A spokesperson for Prisma Labs says that “sporadic sexualization” of photos happens to people of all genders, but in different ways.
The company says that because Stable Diffusion is trained on unfiltered data from across the internet, neither they nor Stability.AI, the company behind Stable Diffusion, “could consciously apply any representation biases or intentionally integrate conventional beauty elements.”
“The man-made, unfiltered online data introduced the model to the existing biases of humankind,” the spokesperson says.
Despite that, the company claims it is working on trying to address the problem.
In a blog post, Prisma Labs says it has adapted the relationship between certain words and images in a way that aims to reduce biases, but the spokesperson did not go into more detail. Stable Diffusion has also made it harder to generate graphic content, and the creators of the LAION database have introduced NSFW filters.
Lensa is the first hugely popular app to be developed from Stable Diffusion, and it won’t be the last.

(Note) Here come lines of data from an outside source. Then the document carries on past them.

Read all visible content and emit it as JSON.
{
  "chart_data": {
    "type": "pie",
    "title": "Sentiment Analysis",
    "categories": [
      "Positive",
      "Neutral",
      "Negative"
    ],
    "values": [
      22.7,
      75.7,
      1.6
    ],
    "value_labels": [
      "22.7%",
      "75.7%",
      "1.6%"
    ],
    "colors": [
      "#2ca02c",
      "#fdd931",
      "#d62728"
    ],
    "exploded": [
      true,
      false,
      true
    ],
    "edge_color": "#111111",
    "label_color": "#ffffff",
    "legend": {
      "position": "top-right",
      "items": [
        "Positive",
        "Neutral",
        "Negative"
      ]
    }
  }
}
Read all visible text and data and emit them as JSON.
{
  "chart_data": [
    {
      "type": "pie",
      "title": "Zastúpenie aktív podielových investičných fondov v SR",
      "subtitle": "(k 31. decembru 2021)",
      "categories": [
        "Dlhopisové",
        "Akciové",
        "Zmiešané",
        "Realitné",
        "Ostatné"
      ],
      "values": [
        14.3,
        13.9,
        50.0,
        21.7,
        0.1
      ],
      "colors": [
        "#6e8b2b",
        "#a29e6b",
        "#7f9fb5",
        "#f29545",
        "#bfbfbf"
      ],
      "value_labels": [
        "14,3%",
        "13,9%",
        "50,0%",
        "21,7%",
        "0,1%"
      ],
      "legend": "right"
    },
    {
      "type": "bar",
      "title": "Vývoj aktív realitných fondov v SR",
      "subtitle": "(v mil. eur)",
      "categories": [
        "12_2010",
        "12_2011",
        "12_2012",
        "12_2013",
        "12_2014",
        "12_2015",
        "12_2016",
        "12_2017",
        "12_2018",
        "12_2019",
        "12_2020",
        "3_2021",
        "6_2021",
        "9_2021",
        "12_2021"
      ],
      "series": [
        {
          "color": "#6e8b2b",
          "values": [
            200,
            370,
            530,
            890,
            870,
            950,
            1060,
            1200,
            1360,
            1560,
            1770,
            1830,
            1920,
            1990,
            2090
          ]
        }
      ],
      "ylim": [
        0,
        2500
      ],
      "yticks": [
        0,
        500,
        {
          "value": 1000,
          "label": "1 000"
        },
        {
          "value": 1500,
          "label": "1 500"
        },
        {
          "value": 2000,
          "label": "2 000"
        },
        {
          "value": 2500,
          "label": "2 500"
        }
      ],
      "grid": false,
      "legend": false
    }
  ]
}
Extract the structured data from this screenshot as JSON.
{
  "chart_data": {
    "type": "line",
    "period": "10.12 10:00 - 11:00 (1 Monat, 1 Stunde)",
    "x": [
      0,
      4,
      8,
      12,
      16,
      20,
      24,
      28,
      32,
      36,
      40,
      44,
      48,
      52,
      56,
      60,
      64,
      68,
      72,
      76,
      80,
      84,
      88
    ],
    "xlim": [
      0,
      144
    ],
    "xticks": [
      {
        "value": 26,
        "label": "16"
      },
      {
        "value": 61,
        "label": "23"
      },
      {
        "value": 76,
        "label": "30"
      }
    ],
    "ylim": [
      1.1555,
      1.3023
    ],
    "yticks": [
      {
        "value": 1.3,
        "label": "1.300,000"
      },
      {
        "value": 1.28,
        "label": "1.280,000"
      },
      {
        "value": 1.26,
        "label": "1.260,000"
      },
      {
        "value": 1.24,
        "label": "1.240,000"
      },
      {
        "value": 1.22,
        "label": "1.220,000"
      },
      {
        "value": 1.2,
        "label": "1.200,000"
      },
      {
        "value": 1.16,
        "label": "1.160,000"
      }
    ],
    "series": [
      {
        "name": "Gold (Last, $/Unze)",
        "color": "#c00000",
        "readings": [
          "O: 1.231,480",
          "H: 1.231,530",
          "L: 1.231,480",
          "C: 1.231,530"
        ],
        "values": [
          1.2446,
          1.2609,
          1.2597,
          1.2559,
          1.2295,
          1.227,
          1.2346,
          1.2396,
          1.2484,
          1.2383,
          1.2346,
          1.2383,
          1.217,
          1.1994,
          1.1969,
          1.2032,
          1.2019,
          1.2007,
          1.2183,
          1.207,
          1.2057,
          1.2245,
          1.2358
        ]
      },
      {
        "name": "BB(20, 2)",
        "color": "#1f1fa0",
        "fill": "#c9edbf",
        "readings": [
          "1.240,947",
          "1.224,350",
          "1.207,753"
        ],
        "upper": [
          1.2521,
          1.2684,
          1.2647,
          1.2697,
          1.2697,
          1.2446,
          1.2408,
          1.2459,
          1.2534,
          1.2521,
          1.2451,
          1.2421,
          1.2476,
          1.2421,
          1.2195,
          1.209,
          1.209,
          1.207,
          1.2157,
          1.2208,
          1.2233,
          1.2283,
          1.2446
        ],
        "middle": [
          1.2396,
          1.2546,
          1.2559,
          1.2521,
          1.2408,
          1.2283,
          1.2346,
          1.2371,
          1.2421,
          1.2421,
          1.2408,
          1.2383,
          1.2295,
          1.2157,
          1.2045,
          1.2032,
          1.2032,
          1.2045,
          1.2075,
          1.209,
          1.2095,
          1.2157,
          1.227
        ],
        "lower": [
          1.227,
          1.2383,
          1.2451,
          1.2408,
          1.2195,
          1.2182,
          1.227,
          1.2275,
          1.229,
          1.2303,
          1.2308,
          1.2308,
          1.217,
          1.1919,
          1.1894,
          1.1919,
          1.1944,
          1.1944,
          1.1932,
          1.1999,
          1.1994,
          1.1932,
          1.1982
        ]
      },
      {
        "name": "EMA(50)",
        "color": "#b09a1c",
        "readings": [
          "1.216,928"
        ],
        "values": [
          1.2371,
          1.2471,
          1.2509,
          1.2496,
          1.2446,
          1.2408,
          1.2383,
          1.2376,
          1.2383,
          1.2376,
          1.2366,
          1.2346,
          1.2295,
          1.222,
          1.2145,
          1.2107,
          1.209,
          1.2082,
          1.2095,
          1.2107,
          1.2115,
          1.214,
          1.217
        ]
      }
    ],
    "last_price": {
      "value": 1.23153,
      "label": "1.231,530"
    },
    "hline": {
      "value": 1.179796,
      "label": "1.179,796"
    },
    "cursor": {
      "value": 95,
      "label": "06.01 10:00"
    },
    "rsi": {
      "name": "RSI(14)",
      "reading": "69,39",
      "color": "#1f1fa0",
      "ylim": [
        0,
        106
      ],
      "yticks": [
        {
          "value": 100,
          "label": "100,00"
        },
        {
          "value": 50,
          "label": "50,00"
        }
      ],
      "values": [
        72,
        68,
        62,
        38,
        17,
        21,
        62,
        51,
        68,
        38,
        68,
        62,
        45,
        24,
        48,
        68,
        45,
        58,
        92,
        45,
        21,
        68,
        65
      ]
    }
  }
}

It might seem fun and innocent, but there’s nothing stopping people from using it to generate nonconsensual nude images of women based on their social media images, or to create naked images of children. The stereotypes and biases it’s helping to further embed can also be hugely detrimental to how women and girls see themselves and how others see them, Caliskan says.
“In 1,000 years, when we look back as we are generating the thumbprint of our society and culture right now through these images, is this how we want to see women?” she says.